Identification of Functionally Distinct Isoforms of the N-Type Ca2+ Channel in Rat Sympathetic Ganglia and Brain

• Published in: Neuron (Cambridge, Mass.) Vol. 18; no. 1; pp. 153 - 166
• Main Authors: Lin, Zhixin, Haus, Stephanie, Edgerton, Jeremy, Lipscombe, Diane
• Format: Journal Article
• Language: English
• Published: United States Elsevier Inc 01.01.1997
• Subjects: Alternative Splicing; Amino Acid Sequence; Animals; Base Sequence; Brain - metabolism; Calcium Channels - biosynthesis; Calcium Channels - chemistry; Calcium Channels - physiology; Chloride Channels - physiology; DNA Primers; Female; Gene Expression; Genetic Variation; Mammals; Membrane Potentials; Mice; Molecular Sequence Data; Oocytes - physiology; Organ Specificity; Polymerase Chain Reaction; Rabbits; Rats; Rats, Sprague-Dawley; Recombinant Proteins - biosynthesis; Sequence Homology, Amino Acid; Superior Cervical Ganglion - metabolism; Transcription, Genetic; Xenopus laevis
• ISSN: 0896-6273; 1097-4199
• DOI: 10.1016/S0896-6273(01)80054-4

The N channel is critical for regulating release of neurotransmitter at many synapses, and even subtle differences in its activity would be expected to influence the efficacy of synaptic transmission. Although several splice variants of the N channel are expressed in the mammalian nervous system, their biological importance is presently unclear.

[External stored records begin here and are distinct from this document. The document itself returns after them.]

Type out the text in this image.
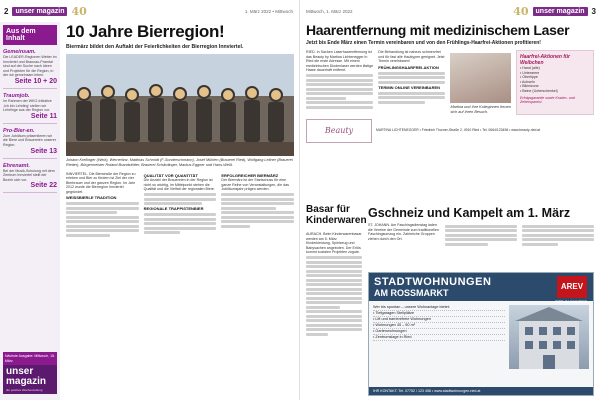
2	unser magazin 40	1. März 2022 • Mittwoch
Aus dem Inhalt
Gemeinsam.
Die LEADER-Regionen Wetter im Innviertel und Braunau-Pramtal sind auf der Suche nach Ideen und Projekten für die Region, in der wir gemeinsam leben.
Seite 10 + 20
Traumjob.
Im Rahmen der WKO-Initiative ,Ich bin Lehrling' stellen wir Lehrlinge aus der Region vor.
Seite 11
Pro-Bier-en.
Zum Jubiläum präsentieren wir die Biere und Brauereien unserer Region.
Seite 13
Ehrenamt.
Bei der Musik-Schulung mit dem Zentrum Innviertel stellt der Bezirk sich vor.
Seite 22
Nächste Ausgabe: Mittwoch, 15. März
unser
magazin
die positive Wochenzeitung
10 Jahre Bierregion!
Biermärz bildet den Auftakt der Feierlichkeiten der Bierregion Innviertel.
Johann Kreilinger (Weiz), Wernerlinz, Matthias Schmidt (F-Sonderschmann), Josef Mühlen (Brauerei Ried), Wolfgang Leitner (Brauerei Rieder), Bürgermeister Roland Brandstötter, Brauerei Schärdinger, Markus Eggner und Hans-Weiß.
INNVIERTEL. Die Bierstraße der Region zu erleben und Bier zu fördern ist Ziel der vier Bierbrauer und der ganzen Region. Im Jahr 2012 wurde die Bierregion Innviertel gegründet.
WEISSBIERLE TRADITION
QUALITÄT VOR QUANTITÄT
Die Anzahl der Brauereien in der Region ist nicht so wichtig, im Mittelpunkt stehen die Qualität und die Vielfalt der regionalen Biere.
REGIONALE TRAPPISTENBIER
ERFOLGREICHER BIERMÄRZ
Der Biermärz ist der Startschuss für eine ganze Reihe von Veranstaltungen, die das Jubiläumsjahr prägen werden.
Mittwoch, 1. März 2022	40	unser magazin 3
Haarentfernung mit medizinischem Laser
Jetzt bis Ende März einen Termin vereinbaren und von den Frühlings-Haarfrei-Aktionen profitieren!
RIED. In Sachen Laserhaarentfernung ist das Beauty by Martina Lichtenegger in Ried die erste Adresse. Mit einem medizinischen Diodenlaser werden lästige Haare dauerhaft entfernt.
Die Behandlung ist nahezu schmerzfrei und für fast alle Hauttypen geeignet. Jetzt Termin vereinbaren!
FRÜHLINGSHAARFREI-AKTION
TERMIN ONLINE VEREINBAREN
Martina und Ihre Kolleginnen freuen sich auf Ihren Besuch.
Haarfrei-Aktionen für Weibchen
• Hand (alle)
• Unterarme
• Oberlippe
• Achseln
• Bikinizone
• Beine (Unterschenkel)
Erfolgsgarantie sowie Kosten- und Zeitersparnis!
Beauty	MARTINA LICHTENEGGER • Friedrich Thurner-Straße 2, 4910 Ried • Tel. 0664/123456 • www.beauty-ried.at
Basar für Kinderwaren
AURACH. Beim Kinderwarenbasar werden am 5. März Kinderkleidung, Spielzeug und Babysachen angeboten. Der Erlös kommt sozialen Projekten zugute.
Gschneiz und Kampelt am 1. März
ST. JOHANN. Am Faschingsdienstag laden die Vereine der Gemeinde zum traditionellen Faschingsumzug ein. Zahlreiche Gruppen ziehen durch den Ort.
STADTWOHNUNGEN
AM ROSSMARKT
AREV
RIED IM INNKREIS
Wer bis spontan – unsere Wohnanlage bietet:
• Tiefgaragen Stellplätze
• Lift und barrierefreie Wohnungen
• Wohnungen 45 – 90 m²
• Gartenwohnungen
• Zentrumslage in Ried
IHR KONTAKT: Tel. 07752 / 123 456 • www.stadtwohnungen-ried.at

Here, we show that variants of the α1B subunit of the N channel are expressed in sympathetic ganglia and that alternative splicing within IIIS3-S4 and IVS3-S4 generate kinetically distinct channels. We further show a striking difference between the expression pattern of the S3-S4 variants in brain and peripheral ganglia and conclude that the brain-dominant form of the N channel gates 2- to 4-fold more rapidly than that predominant in ganglia.